Why does a classifier not fit? This can only happen for two reasons:
- Because the model is not smart enough, or
- Because the training data itself is not “classifiable”.
Unfortunately, the only obvious way to determine the classifiability or separability of a training dataset is to use a variety of classification models with a variety of hyperparameters. In other words, separability of classes in a dataset is usually expressed only in terms of which model worked on that dataset.
Unfortunately, this does not answer the fundamental question of whether a dataset is classifiable or not. If we keep on increasing the complexity of models and trying them out on a dataset without success, all we can infer from this is that the set of models we have tried out so far are incapable of learning the classification problem. It does not necessarily mean that the problem is unsolvable.
Fortunately, many shallow learning models have been widely studied and are well understood. As such, it is quite possible to place theoretical bounds on their performance in the context of a dataset. There are a variety of statistics that we can use a priori to determine the likelihood of a model fitting a dataset.

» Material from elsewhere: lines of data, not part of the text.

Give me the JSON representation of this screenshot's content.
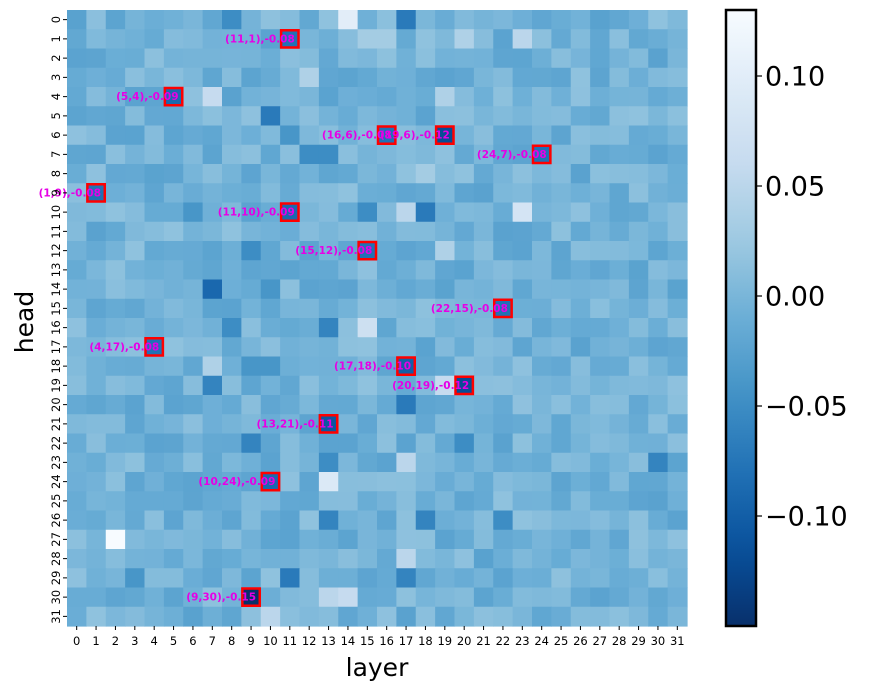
{
  "chart_data": {
    "type": "heatmap",
    "xlabel": "layer",
    "ylabel": "head",
    "x_ticks": [
      "0",
      "1",
      "2",
      "3",
      "4",
      "5",
      "6",
      "7",
      "8",
      "9",
      "10",
      "11",
      "12",
      "13",
      "14",
      "15",
      "16",
      "17",
      "18",
      "19",
      "20",
      "21",
      "22",
      "23",
      "24",
      "25",
      "26",
      "27",
      "28",
      "29",
      "30",
      "31"
    ],
    "y_ticks": [
      "0",
      "1",
      "2",
      "3",
      "4",
      "5",
      "6",
      "7",
      "8",
      "9",
      "10",
      "11",
      "12",
      "13",
      "14",
      "15",
      "16",
      "17",
      "18",
      "19",
      "20",
      "21",
      "22",
      "23",
      "24",
      "25",
      "26",
      "27",
      "28",
      "29",
      "30",
      "31"
    ],
    "colormap": "Blues_r",
    "vmin": -0.15,
    "vmax": 0.13,
    "colorbar_ticks": [
      0.1,
      0.05,
      0.0,
      -0.05,
      -0.1
    ],
    "colorbar_tick_labels": [
      "0.10",
      "0.05",
      "0.00",
      "−0.05",
      "−0.10"
    ],
    "default_value": -0.005,
    "notable_cells": [
      {
        "layer": 14,
        "head": 0,
        "value": 0.1
      },
      {
        "layer": 17,
        "head": 0,
        "value": -0.07
      },
      {
        "layer": 8,
        "head": 0,
        "value": -0.05
      },
      {
        "layer": 20,
        "head": 1,
        "value": 0.04
      },
      {
        "layer": 23,
        "head": 1,
        "value": 0.05
      },
      {
        "layer": 15,
        "head": 1,
        "value": 0.03
      },
      {
        "layer": 16,
        "head": 1,
        "value": 0.03
      },
      {
        "layer": 12,
        "head": 3,
        "value": 0.04
      },
      {
        "layer": 7,
        "head": 4,
        "value": 0.06
      },
      {
        "layer": 19,
        "head": 4,
        "value": 0.04
      },
      {
        "layer": 10,
        "head": 5,
        "value": -0.07
      },
      {
        "layer": 11,
        "head": 6,
        "value": -0.04
      },
      {
        "layer": 12,
        "head": 7,
        "value": -0.05
      },
      {
        "layer": 13,
        "head": 7,
        "value": -0.05
      },
      {
        "layer": 18,
        "head": 8,
        "value": 0.03
      },
      {
        "layer": 18,
        "head": 10,
        "value": -0.07
      },
      {
        "layer": 23,
        "head": 10,
        "value": 0.08
      },
      {
        "layer": 17,
        "head": 10,
        "value": 0.05
      },
      {
        "layer": 6,
        "head": 10,
        "value": -0.04
      },
      {
        "layer": 15,
        "head": 10,
        "value": -0.05
      },
      {
        "layer": 9,
        "head": 12,
        "value": -0.05
      },
      {
        "layer": 19,
        "head": 12,
        "value": 0.04
      },
      {
        "layer": 7,
        "head": 14,
        "value": -0.09
      },
      {
        "layer": 10,
        "head": 14,
        "value": -0.04
      },
      {
        "layer": 15,
        "head": 16,
        "value": 0.07
      },
      {
        "layer": 13,
        "head": 16,
        "value": -0.06
      },
      {
        "layer": 8,
        "head": 16,
        "value": -0.05
      },
      {
        "layer": 7,
        "head": 18,
        "value": 0.04
      },
      {
        "layer": 9,
        "head": 18,
        "value": -0.04
      },
      {
        "layer": 10,
        "head": 18,
        "value": -0.04
      },
      {
        "layer": 7,
        "head": 19,
        "value": -0.06
      },
      {
        "layer": 19,
        "head": 19,
        "value": 0.06
      },
      {
        "layer": 17,
        "head": 20,
        "value": -0.07
      },
      {
        "layer": 20,
        "head": 22,
        "value": -0.05
      },
      {
        "layer": 9,
        "head": 22,
        "value": -0.06
      },
      {
        "layer": 13,
        "head": 23,
        "value": -0.05
      },
      {
        "layer": 30,
        "head": 23,
        "value": -0.06
      },
      {
        "layer": 17,
        "head": 23,
        "value": 0.05
      },
      {
        "layer": 13,
        "head": 24,
        "value": 0.09
      },
      {
        "layer": 2,
        "head": 27,
        "value": 0.13
      },
      {
        "layer": 13,
        "head": 26,
        "value": -0.06
      },
      {
        "layer": 18,
        "head": 26,
        "value": -0.06
      },
      {
        "layer": 22,
        "head": 26,
        "value": -0.05
      },
      {
        "layer": 17,
        "head": 28,
        "value": 0.05
      },
      {
        "layer": 11,
        "head": 29,
        "value": -0.07
      },
      {
        "layer": 17,
        "head": 29,
        "value": -0.06
      },
      {
        "layer": 13,
        "head": 30,
        "value": 0.05
      },
      {
        "layer": 14,
        "head": 30,
        "value": 0.06
      },
      {
        "layer": 10,
        "head": 31,
        "value": 0.05
      },
      {
        "layer": 3,
        "head": 29,
        "value": -0.04
      }
    ],
    "highlighted": [
      {
        "layer": 11,
        "head": 1,
        "value": -0.08,
        "label": "(11,1),-0.08"
      },
      {
        "layer": 5,
        "head": 4,
        "value": -0.09,
        "label": "(5,4),-0.09"
      },
      {
        "layer": 16,
        "head": 6,
        "value": -0.08,
        "label": "(16,6),-0.08"
      },
      {
        "layer": 19,
        "head": 6,
        "value": -0.12,
        "label": "(19,6),-0.12"
      },
      {
        "layer": 24,
        "head": 7,
        "value": -0.08,
        "label": "(24,7),-0.08"
      },
      {
        "layer": 1,
        "head": 9,
        "value": -0.08,
        "label": "(1,9),-0.08"
      },
      {
        "layer": 11,
        "head": 10,
        "value": -0.09,
        "label": "(11,10),-0.09"
      },
      {
        "layer": 15,
        "head": 12,
        "value": -0.08,
        "label": "(15,12),-0.08"
      },
      {
        "layer": 22,
        "head": 15,
        "value": -0.08,
        "label": "(22,15),-0.08"
      },
      {
        "layer": 4,
        "head": 17,
        "value": -0.08,
        "label": "(4,17),-0.08"
      },
      {
        "layer": 17,
        "head": 18,
        "value": -0.1,
        "label": "(17,18),-0.10"
      },
      {
        "layer": 20,
        "head": 19,
        "value": -0.12,
        "label": "(20,19),-0.12"
      },
      {
        "layer": 13,
        "head": 21,
        "value": -0.11,
        "label": "(13,21),-0.11"
      },
      {
        "layer": 10,
        "head": 24,
        "value": -0.09,
        "label": "(10,24),-0.09"
      },
      {
        "layer": 9,
        "head": 30,
        "value": -0.15,
        "label": "(9,30),-0.15"
      }
    ],
    "colors": {
      "highlight_box": "#ff0000",
      "annotation_text": "#e600e6"
    }
  }
}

This talk is about how we can use these results towards developing a strategy, a structured approach for carrying out machine learning experiments, instead of blindly running models and hoping that one of them works. Starting from elementary results like Bayes theorem and the perceptron learning rule all the way up to complex ideas like kernel methods and VC dimension, this talk develops a framework for the analysis of data in the context of separability of classes.
While the talk might sound theoretical, major focus will be on how to make practical, hands-on use of these concepts to better understand your data and your models. By the end of the talk, you will have learnt how to prioritize which models to use on which dataset, and how to compute the likelihood of them fitting on the data. This rigorous analysis of models and data saves a lot of effort and money, as the talk will demonstrate with real-world examples.